Consider this definition of a binary tree:
data Tree a = Nil | Node (Tree a) a (Tree a)
Write a function is_search_tree that determines whether
a binary tree is a valid binary search tree:
is_search_tree :: Ord a => Tree a -> Bool
Assume that duplicate values are not allowed in the tree.
Write a function tree_foldr that
performs a right fold of a function over the values in a binary
tree:
tree_foldr :: (b -> a -> a) -> a -> Tree b -> a
Use tree_foldr to write
functions that
add all the values in a binary tree of numbers;
generate a list containing all the values in a binary tree
Write a function that can insert a value into a binary search tree. Choose an appropriate type for your function.
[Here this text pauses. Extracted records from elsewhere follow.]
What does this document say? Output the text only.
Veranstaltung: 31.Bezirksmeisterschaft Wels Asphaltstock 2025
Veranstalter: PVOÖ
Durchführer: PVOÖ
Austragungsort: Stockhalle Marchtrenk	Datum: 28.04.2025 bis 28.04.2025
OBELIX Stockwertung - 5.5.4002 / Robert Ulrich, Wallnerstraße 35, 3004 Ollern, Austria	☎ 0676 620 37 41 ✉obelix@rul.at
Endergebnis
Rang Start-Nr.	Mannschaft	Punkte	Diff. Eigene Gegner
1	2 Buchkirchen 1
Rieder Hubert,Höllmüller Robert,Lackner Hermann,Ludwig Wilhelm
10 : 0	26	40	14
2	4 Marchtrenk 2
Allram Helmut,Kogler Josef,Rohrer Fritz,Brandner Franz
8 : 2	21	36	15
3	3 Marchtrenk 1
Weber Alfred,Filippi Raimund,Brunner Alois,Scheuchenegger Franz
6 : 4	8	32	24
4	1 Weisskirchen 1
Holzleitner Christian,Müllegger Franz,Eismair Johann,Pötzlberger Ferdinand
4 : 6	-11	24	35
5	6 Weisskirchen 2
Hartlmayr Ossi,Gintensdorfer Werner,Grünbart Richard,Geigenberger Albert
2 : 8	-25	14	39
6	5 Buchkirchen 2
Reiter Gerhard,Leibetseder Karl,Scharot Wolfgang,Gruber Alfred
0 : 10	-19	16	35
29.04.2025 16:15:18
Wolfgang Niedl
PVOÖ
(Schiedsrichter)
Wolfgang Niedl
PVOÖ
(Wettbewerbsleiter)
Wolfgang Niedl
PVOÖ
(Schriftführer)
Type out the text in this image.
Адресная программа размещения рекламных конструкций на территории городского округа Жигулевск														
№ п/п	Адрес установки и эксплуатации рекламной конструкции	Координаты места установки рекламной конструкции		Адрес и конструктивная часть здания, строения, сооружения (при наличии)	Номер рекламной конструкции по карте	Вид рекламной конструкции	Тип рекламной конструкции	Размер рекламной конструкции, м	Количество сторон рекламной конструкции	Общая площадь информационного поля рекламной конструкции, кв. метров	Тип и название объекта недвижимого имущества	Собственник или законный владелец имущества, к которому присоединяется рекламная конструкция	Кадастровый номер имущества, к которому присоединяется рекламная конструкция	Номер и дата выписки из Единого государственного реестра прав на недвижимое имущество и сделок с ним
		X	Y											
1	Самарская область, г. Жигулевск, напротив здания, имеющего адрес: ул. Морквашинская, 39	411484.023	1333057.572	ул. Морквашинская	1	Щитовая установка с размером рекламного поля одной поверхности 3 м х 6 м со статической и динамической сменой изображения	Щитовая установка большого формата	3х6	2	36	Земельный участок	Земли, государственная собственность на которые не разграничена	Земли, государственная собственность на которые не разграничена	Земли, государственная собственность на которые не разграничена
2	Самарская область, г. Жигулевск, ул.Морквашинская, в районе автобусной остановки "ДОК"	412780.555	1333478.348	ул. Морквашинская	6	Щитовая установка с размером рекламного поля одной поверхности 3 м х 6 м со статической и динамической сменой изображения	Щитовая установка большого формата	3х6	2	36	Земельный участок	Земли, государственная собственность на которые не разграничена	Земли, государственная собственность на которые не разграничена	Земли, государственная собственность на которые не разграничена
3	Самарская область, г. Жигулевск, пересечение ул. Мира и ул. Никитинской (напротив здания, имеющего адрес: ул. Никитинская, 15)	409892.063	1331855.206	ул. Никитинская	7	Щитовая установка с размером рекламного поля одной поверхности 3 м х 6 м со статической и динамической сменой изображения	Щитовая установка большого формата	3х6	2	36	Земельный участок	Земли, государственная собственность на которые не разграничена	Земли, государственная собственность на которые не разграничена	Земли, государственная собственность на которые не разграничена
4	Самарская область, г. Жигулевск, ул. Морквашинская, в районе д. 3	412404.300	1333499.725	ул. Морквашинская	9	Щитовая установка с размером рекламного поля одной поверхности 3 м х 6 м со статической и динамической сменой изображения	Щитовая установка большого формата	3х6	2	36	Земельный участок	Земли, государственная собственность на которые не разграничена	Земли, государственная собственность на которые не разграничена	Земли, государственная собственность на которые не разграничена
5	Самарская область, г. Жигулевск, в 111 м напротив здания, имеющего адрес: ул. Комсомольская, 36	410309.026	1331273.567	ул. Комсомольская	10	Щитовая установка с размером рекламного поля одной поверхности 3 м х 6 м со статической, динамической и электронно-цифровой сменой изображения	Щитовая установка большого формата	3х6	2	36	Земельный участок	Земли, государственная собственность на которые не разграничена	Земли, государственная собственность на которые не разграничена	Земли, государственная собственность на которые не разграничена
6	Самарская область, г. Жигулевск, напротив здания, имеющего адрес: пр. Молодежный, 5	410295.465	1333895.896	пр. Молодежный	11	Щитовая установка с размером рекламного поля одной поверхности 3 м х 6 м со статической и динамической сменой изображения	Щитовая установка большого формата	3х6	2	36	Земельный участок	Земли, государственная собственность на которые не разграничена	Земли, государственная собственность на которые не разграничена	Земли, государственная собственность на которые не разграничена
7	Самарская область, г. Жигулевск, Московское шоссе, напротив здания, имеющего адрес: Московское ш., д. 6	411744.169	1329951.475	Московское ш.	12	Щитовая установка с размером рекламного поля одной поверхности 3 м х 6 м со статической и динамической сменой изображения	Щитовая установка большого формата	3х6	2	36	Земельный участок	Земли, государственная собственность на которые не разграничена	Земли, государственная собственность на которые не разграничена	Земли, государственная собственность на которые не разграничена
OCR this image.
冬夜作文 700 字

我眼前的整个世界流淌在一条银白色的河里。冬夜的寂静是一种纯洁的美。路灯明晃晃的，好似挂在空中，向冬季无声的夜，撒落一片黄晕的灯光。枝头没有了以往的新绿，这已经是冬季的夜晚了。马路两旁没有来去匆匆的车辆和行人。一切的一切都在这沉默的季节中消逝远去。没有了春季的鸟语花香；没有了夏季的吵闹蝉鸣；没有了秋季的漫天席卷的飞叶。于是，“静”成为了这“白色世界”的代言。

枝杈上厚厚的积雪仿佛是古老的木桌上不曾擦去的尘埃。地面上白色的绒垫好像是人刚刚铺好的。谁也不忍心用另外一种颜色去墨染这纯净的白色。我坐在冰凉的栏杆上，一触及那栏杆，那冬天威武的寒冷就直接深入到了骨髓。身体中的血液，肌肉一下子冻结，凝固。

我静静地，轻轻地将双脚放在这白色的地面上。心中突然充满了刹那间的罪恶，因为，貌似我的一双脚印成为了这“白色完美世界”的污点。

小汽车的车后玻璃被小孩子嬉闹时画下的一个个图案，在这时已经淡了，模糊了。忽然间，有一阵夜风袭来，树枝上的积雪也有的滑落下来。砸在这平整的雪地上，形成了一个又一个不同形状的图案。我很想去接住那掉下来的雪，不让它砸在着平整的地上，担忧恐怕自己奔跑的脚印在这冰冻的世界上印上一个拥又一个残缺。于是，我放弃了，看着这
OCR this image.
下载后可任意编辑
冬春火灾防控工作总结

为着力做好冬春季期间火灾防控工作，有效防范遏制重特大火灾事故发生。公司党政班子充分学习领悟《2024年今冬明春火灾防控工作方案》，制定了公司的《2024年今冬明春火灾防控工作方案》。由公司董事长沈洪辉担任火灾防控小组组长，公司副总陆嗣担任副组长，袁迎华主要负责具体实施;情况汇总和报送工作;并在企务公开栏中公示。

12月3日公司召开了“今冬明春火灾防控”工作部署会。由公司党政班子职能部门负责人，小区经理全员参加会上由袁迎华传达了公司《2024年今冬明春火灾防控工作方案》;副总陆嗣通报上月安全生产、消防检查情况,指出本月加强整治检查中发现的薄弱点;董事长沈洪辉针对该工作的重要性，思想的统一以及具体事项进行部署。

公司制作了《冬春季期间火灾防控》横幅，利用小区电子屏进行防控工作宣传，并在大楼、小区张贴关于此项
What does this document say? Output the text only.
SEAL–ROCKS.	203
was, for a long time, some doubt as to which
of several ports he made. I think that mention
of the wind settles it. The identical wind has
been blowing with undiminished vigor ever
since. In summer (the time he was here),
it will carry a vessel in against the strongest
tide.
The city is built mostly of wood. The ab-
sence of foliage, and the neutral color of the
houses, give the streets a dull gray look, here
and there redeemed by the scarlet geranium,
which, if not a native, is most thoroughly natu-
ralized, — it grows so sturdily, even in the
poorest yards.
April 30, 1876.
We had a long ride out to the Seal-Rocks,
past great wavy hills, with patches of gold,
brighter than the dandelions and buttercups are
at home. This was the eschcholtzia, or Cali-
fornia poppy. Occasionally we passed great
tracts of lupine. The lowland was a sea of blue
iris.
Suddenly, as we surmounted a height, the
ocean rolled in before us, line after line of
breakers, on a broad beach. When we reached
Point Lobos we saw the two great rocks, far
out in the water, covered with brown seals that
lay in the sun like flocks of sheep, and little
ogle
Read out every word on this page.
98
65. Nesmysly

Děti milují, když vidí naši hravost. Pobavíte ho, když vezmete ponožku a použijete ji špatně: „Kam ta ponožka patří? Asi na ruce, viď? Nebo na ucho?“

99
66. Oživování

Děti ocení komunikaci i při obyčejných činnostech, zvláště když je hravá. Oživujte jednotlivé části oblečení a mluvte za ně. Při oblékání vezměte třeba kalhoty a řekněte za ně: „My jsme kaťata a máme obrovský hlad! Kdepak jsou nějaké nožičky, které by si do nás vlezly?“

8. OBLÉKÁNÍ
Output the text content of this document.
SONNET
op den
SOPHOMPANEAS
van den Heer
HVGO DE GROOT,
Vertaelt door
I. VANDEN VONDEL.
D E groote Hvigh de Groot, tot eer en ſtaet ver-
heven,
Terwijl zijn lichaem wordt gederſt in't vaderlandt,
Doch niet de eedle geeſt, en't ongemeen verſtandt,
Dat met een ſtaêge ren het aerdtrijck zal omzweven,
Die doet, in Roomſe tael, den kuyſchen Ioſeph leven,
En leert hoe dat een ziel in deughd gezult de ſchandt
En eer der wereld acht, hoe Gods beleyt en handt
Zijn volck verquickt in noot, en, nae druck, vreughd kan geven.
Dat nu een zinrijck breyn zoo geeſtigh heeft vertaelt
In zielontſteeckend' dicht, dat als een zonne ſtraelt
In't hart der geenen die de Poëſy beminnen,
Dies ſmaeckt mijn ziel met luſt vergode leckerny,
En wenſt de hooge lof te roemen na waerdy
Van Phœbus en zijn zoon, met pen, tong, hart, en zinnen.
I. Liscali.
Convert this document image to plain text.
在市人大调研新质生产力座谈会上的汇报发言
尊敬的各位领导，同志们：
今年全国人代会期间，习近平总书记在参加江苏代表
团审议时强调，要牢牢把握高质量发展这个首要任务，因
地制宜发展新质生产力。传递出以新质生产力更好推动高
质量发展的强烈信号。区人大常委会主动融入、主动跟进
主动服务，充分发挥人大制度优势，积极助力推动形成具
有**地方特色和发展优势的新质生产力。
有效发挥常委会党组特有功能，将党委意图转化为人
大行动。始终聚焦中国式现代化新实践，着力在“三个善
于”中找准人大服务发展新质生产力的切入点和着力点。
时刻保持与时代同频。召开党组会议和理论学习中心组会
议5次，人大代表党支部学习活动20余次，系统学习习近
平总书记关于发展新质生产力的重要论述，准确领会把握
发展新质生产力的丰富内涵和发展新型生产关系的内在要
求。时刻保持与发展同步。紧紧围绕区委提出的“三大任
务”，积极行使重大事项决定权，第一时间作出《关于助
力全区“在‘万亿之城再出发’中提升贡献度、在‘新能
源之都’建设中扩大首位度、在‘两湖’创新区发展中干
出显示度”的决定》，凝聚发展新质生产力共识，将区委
Using the function you wrote in part (a), write a function that inserts all values in a given list into a binary search tree.
We will say that a binary tree is balanced if for every node in the tree, the left and right subtrees differ in height by at most 1. Write a function that takes a binary tree and returns True iff it is balanced.
We can use this an algebraic data type to represent an arithmetic expression:
data Expr = Const Int | Var String |
Add Expr Expr | Sub Expr Expr | Mul Expr Expr
a) Write a function parse :: String -> Expr that can
parse an expression written in prefix notation, such as
* + x y - x y * z - z 2 14 + 0 + 1 + 2 3
You may assume that (as in the examples above) all input tokens are separated by spaces.
b) Write a function eval :: [(String, Int)]
-> Expr -> Int that evaluates an expression. The first
argument to the function is an environment, i.e. an
association list that maps variables to their values.
Write a function simplify :: Expr -> Expr
that simplifies an expression by combining constants wherever
possible, and by eliminating additions/subtractions with 0 or
multiplications with 1.
For example, 0 + (x + (2 + 3)) should simplify to x + 5.